Russian chemist (1873–1922)

Lev Aleksandrovich Chugaev (Лев Алекса́ндрович Чуга́ев; 16 October 1873 – 26 September 1922) was a Russian chemist. At the height of his career, he was professor of chemistry at the University of Petersburg, being the successor to Dmitri Mendeleev. He was active in the fields of inorganic chemistry, especially platinum group complexes, as well as organic chemistry. He is also known as Leo Aleksandrovich Tschugaeff or Tschugaev.

==Contributions to coordination chemistry==
Chugaev discovered that dimethylglyoxime forms a scarlet solid upon reaction with nickel(II) ions.

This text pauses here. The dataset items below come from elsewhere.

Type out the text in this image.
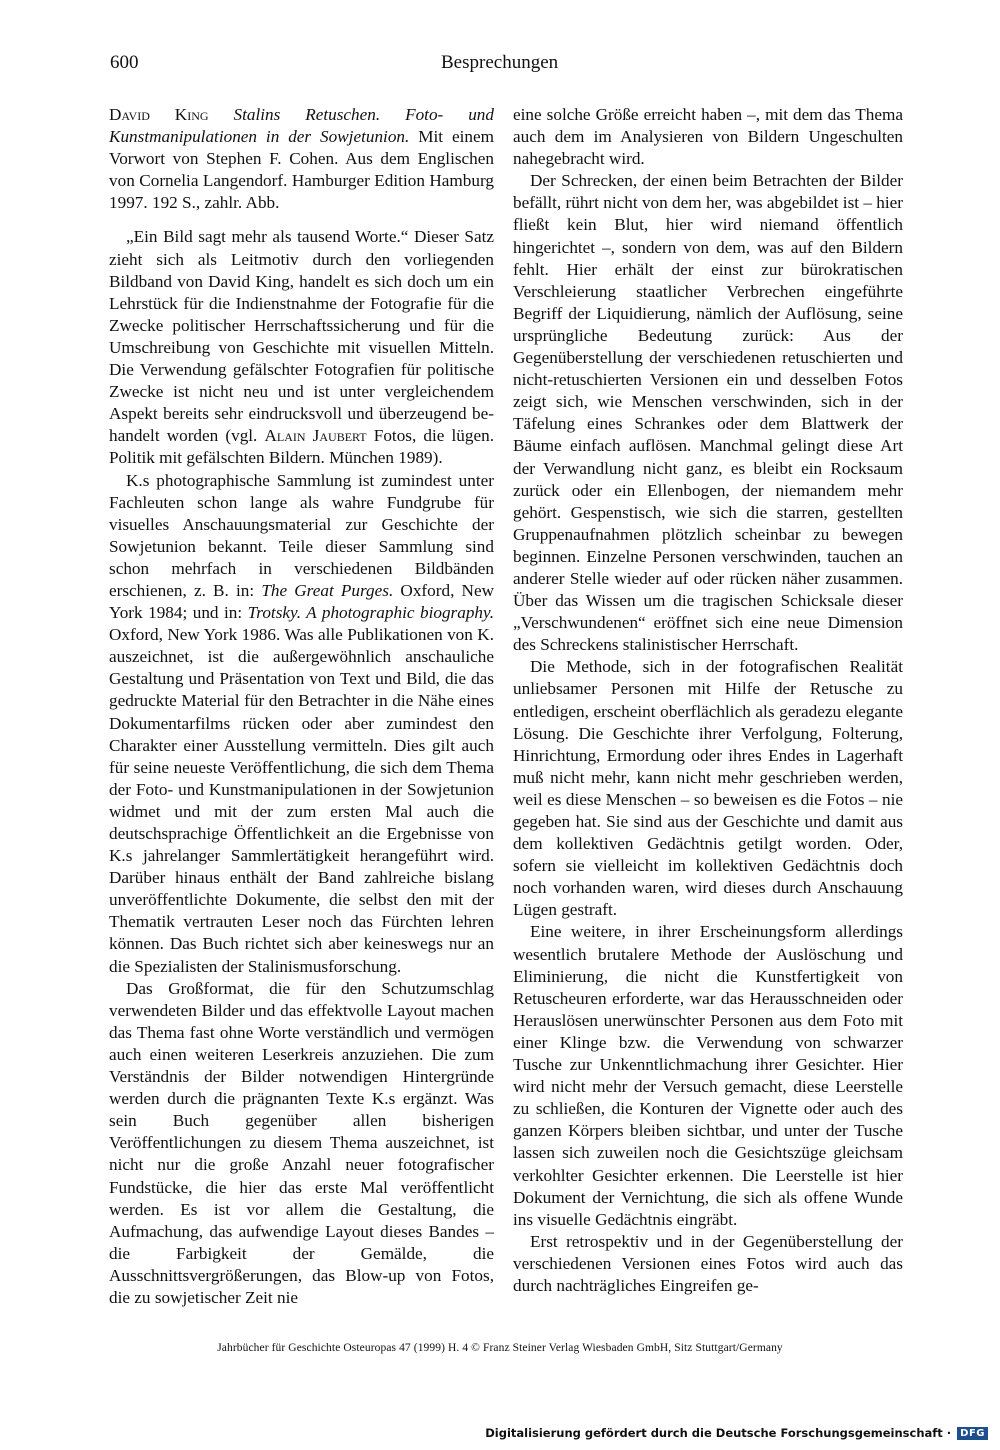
600	Besprechungen

David King Stalins Retuschen. Foto- und Kunstmanipulationen in der Sowjetunion. Mit einem Vorwort von Stephen F. Cohen. Aus dem Englischen von Cornelia Langendorf. Hamburger Edition Hamburg 1997. 192 S., zahlr. Abb.

„Ein Bild sagt mehr als tausend Worte.“ Dieser Satz zieht sich als Leitmotiv durch den vorliegenden Bildband von David King, handelt es sich doch um ein Lehrstück für die Indienstnahme der Fotografie für die Zwecke politischer Herrschaftssicherung und für die Umschreibung von Geschichte mit visuellen Mitteln. Die Verwendung gefälschter Fotografien für politische Zwecke ist nicht neu und ist unter vergleichendem Aspekt bereits sehr eindrucksvoll und überzeugend behandelt worden (vgl. Alain Jaubert Fotos, die lügen. Politik mit gefälschten Bildern. München 1989).

K.s photographische Sammlung ist zumindest unter Fachleuten schon lange als wahre Fundgrube für visuelles Anschauungsmaterial zur Geschichte der Sowjetunion bekannt. Teile dieser Sammlung sind schon mehrfach in verschiedenen Bildbänden erschienen, z. B. in: The Great Purges. Oxford, New York 1984; und in: Trotsky. A photographic biography. Oxford, New York 1986. Was alle Publikationen von K. auszeichnet, ist die außergewöhnlich anschauliche Gestaltung und Präsentation von Text und Bild, die das gedruckte Material für den Betrachter in die Nähe eines Dokumentarfilms rücken oder aber zumindest den Charakter einer Ausstellung vermitteln. Dies gilt auch für seine neueste Veröffentlichung, die sich dem Thema der Foto- und Kunstmanipulationen in der Sowjetunion widmet und mit der zum ersten Mal auch die deutschsprachige Öffentlichkeit an die Ergebnisse von K.s jahrelanger Sammlertätigkeit herangeführt wird. Darüber hinaus enthält der Band zahlreiche bislang unveröffentlichte Dokumente, die selbst den mit der Thematik vertrauten Leser noch das Fürchten lehren können. Das Buch richtet sich aber keineswegs nur an die Spezialisten der Stalinismusforschung.

Das Großformat, die für den Schutzumschlag verwendeten Bilder und das effektvolle Layout machen das Thema fast ohne Worte verständlich und vermögen auch einen weiteren Leserkreis anzuziehen. Die zum Verständnis der Bilder notwendigen Hintergründe werden durch die prägnanten Texte K.s ergänzt. Was sein Buch gegenüber allen bisherigen Veröffentlichungen zu diesem Thema auszeichnet, ist nicht nur die große Anzahl neuer fotografischer Fundstücke, die hier das erste Mal veröffentlicht werden. Es ist vor allem die Gestaltung, die Aufmachung, das aufwendige Layout dieses Bandes – die Farbigkeit der Gemälde, die Ausschnittsvergrößerungen, das Blow-up von Fotos, die zu sowjetischer Zeit nie

eine solche Größe erreicht haben –, mit dem das Thema auch dem im Analysieren von Bildern Ungeschulten nahegebracht wird.

Der Schrecken, der einen beim Betrachten der Bilder befällt, rührt nicht von dem her, was abgebildet ist – hier fließt kein Blut, hier wird niemand öffentlich hingerichtet –, sondern von dem, was auf den Bildern fehlt. Hier erhält der einst zur bürokratischen Verschleierung staatlicher Verbrechen eingeführte Begriff der Liquidierung, nämlich der Auflösung, seine ursprüngliche Bedeutung zurück: Aus der Gegenüberstellung der verschiedenen retuschierten und nicht-retuschierten Versionen ein und desselben Fotos zeigt sich, wie Menschen verschwinden, sich in der Täfelung eines Schrankes oder dem Blattwerk der Bäume einfach auflösen. Manchmal gelingt diese Art der Verwandlung nicht ganz, es bleibt ein Rocksaum zurück oder ein Ellenbogen, der niemandem mehr gehört. Gespenstisch, wie sich die starren, gestellten Gruppenaufnahmen plötzlich scheinbar zu bewegen beginnen. Einzelne Personen verschwinden, tauchen an anderer Stelle wieder auf oder rücken näher zusammen. Über das Wissen um die tragischen Schicksale dieser „Verschwundenen“ eröffnet sich eine neue Dimension des Schreckens stalinistischer Herrschaft.

Die Methode, sich in der fotografischen Realität unliebsamer Personen mit Hilfe der Retusche zu entledigen, erscheint oberflächlich als geradezu elegante Lösung. Die Geschichte ihrer Verfolgung, Folterung, Hinrichtung, Ermordung oder ihres Endes in Lagerhaft muß nicht mehr, kann nicht mehr geschrieben werden, weil es diese Menschen – so beweisen es die Fotos – nie gegeben hat. Sie sind aus der Geschichte und damit aus dem kollektiven Gedächtnis getilgt worden. Oder, sofern sie vielleicht im kollektiven Gedächtnis doch noch vorhanden waren, wird dieses durch Anschauung Lügen gestraft.

Eine weitere, in ihrer Erscheinungsform allerdings wesentlich brutalere Methode der Auslöschung und Eliminierung, die nicht die Kunstfertigkeit von Retuscheuren erforderte, war das Herausschneiden oder Herauslösen unerwünschter Personen aus dem Foto mit einer Klinge bzw. die Verwendung von schwarzer Tusche zur Unkenntlichmachung ihrer Gesichter. Hier wird nicht mehr der Versuch gemacht, diese Leerstelle zu schließen, die Konturen der Vignette oder auch des ganzen Körpers bleiben sichtbar, und unter der Tusche lassen sich zuweilen noch die Gesichtszüge gleichsam verkohlter Gesichter erkennen. Die Leerstelle ist hier Dokument der Vernichtung, die sich als offene Wunde ins visuelle Gedächtnis eingräbt.

Erst retrospektiv und in der Gegenüberstellung der verschiedenen Versionen eines Fotos wird auch das durch nachträgliches Eingreifen ge-

Jahrbücher für Geschichte Osteuropas 47 (1999) H. 4 © Franz Steiner Verlag Wiesbaden GmbH, Sitz Stuttgart/Germany
Digitalisierung gefördert durch die Deutsche Forschungsgemeinschaft · DFG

This reaction was one of the first "spot tests" for a metal ion. An adherent to the theories of Alfred Werner, Chugaev made several contributions to the chemistry of platinum. The salt [Pt(NH_{3})_{5}Cl]Cl_{3} containing the chloropentammineplatinum(IV) ion, is called "Chugaev's salt". Other complexes prepared in his laboratory include [Pt(SEt_{2})_{4}][PtCl_{4}], [Pt(NH_{3})_{5}OH]Cl_{3}, [Os(SC(NH_{2})_{2})_{6}]Cl_{3}^{.}H_{2}O.

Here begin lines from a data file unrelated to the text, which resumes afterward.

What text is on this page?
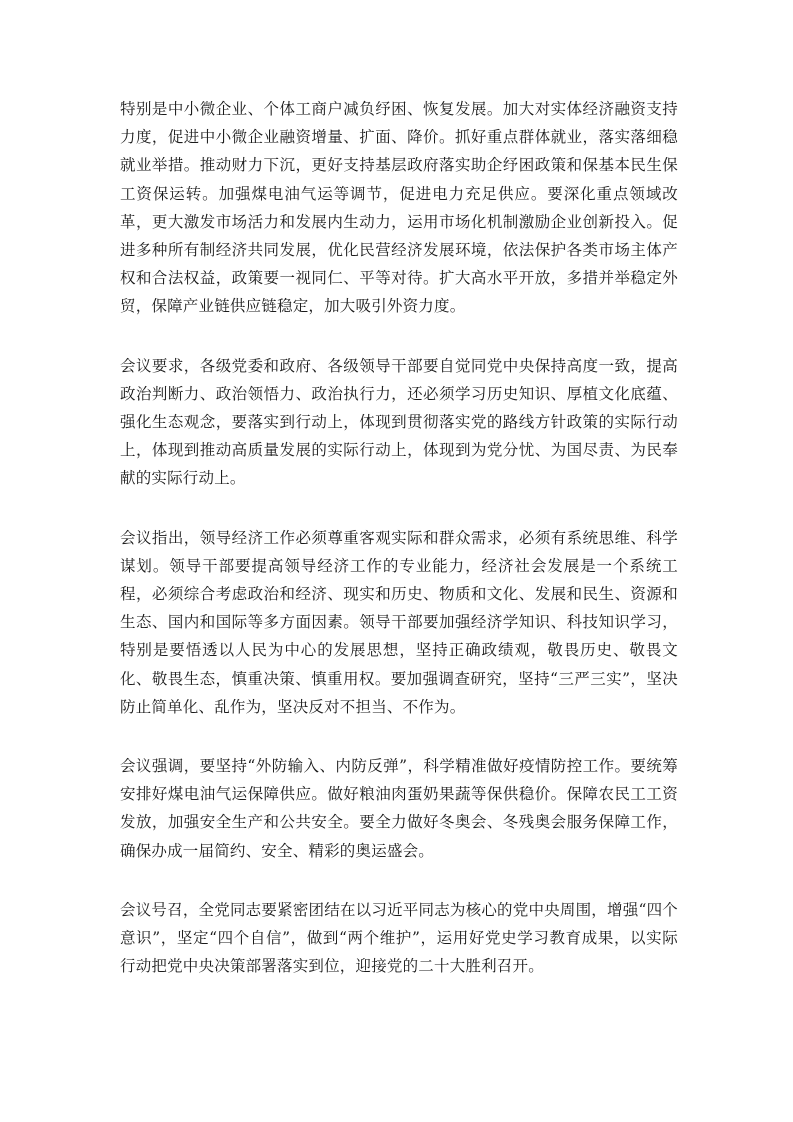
特别是中小微企业、个体工商户减负纾困、恢复发展。加大对实体经济融资支持力度，促进中小微企业融资增量、扩面、降价。抓好重点群体就业，落实落细稳就业举措。推动财力下沉，更好支持基层政府落实助企纾困政策和保基本民生保工资保运转。加强煤电油气运等调节，促进电力充足供应。要深化重点领域改革，更大激发市场活力和发展内生动力，运用市场化机制激励企业创新投入。促进多种所有制经济共同发展，优化民营经济发展环境，依法保护各类市场主体产权和合法权益，政策要一视同仁、平等对待。扩大高水平开放，多措并举稳定外贸，保障产业链供应链稳定，加大吸引外资力度。

会议要求，各级党委和政府、各级领导干部要自觉同党中央保持高度一致，提高政治判断力、政治领悟力、政治执行力，还必须学习历史知识、厚植文化底蕴、强化生态观念，要落实到行动上，体现到贯彻落实党的路线方针政策的实际行动上，体现到推动高质量发展的实际行动上，体现到为党分忧、为国尽责、为民奉献的实际行动上。

会议指出，领导经济工作必须尊重客观实际和群众需求，必须有系统思维、科学谋划。领导干部要提高领导经济工作的专业能力，经济社会发展是一个系统工程，必须综合考虑政治和经济、现实和历史、物质和文化、发展和民生、资源和生态、国内和国际等多方面因素。领导干部要加强经济学知识、科技知识学习，特别是要悟透以人民为中心的发展思想，坚持正确政绩观，敬畏历史、敬畏文化、敬畏生态，慎重决策、慎重用权。要加强调查研究，坚持“三严三实”，坚决防止简单化、乱作为，坚决反对不担当、不作为。

会议强调，要坚持“外防输入、内防反弹”，科学精准做好疫情防控工作。要统筹安排好煤电油气运保障供应。做好粮油肉蛋奶果蔬等保供稳价。保障农民工工资发放，加强安全生产和公共安全。要全力做好冬奥会、冬残奥会服务保障工作，确保办成一届简约、安全、精彩的奥运盛会。

会议号召，全党同志要紧密团结在以习近平同志为核心的党中央周围，增强“四个意识”，坚定“四个自信”，做到“两个维护”，运用好党史学习教育成果，以实际行动把党中央决策部署落实到位，迎接党的二十大胜利召开。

Chugaev also studied complexes of hydrazine. One of his complexes, since also called Chugaev's salt, was the product of the reaction of platinum(II) salts with methyl isocyanide and hydrazine. After many decades, this compound was shown to be a carbene complex, probably the first metal carbene complex ever reported.

==Contributions to organic chemistry==
He discovered the Chugaev reaction during his work on thujene and terpene.